26.   NLL also says the Nietvelts should have claimed compensation for vehicle damage through ICBC. The Nietvelts say this would have increased their future insurance premiums. I find the Nietvelts were not legally obligated to make an insurance claim, and in any event, there is no proof the claim would have been approved. So, I find this is not a sufficient defense.

27.   For these reasons, I allow the Nietvelts’ claim. They provided an invoice and payment confirmation from an auto body shop for the claimed amount of $2,929.51. So, I order NLL to pay this amount.

28.   The Court Order Interest Act (COIA) applies to the CRT. I find the Nietvelts are entitled to pre-judgment interest from the payment date of June 26, 2023. This equals $202.89.

29.   As the Nietvelts were successful in this dispute, under CRTA section 49 and the CRT’s rules I find they are entitled to reimbursement of $125 in CRT fees. Neither party claimed dispute-related expenses, so I order none.

ORDERS

30.   I order that within 30 days of this decision, NLL must pay the Nietvelts a total of $3,257.40, broken down as follows:

a.    $2,929.51 in damages,

b.    $202.89 in pre-judgment interest under the COIA, and

c.    $125 in CRT fees.

31.   The Nietvelts are entitled to post-judgment interest under the COIA, as applicable.

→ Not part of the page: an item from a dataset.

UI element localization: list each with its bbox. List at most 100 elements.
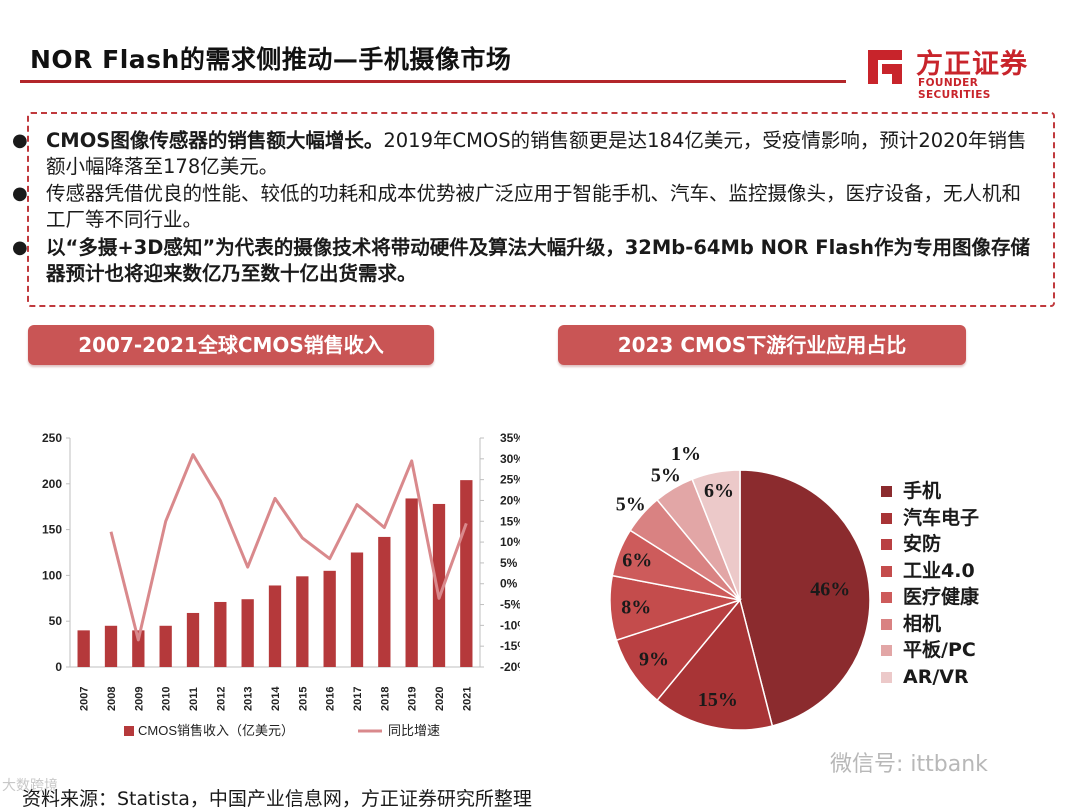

32.   This is a validated decision and order. Under CRTA section 58.1, a validated copy of the CRT’s order can be enforced through the BC Provincial Court. Once filed, a CRT order has the same force and effect as an order of the BC Provincial Court.

 

Kate Campbell, Vice Chair

 



[1] I have amended this decision under Civil Resolution Tribunal Act section 64(a) to correct a typographical error in the spelling of the applicants’ names.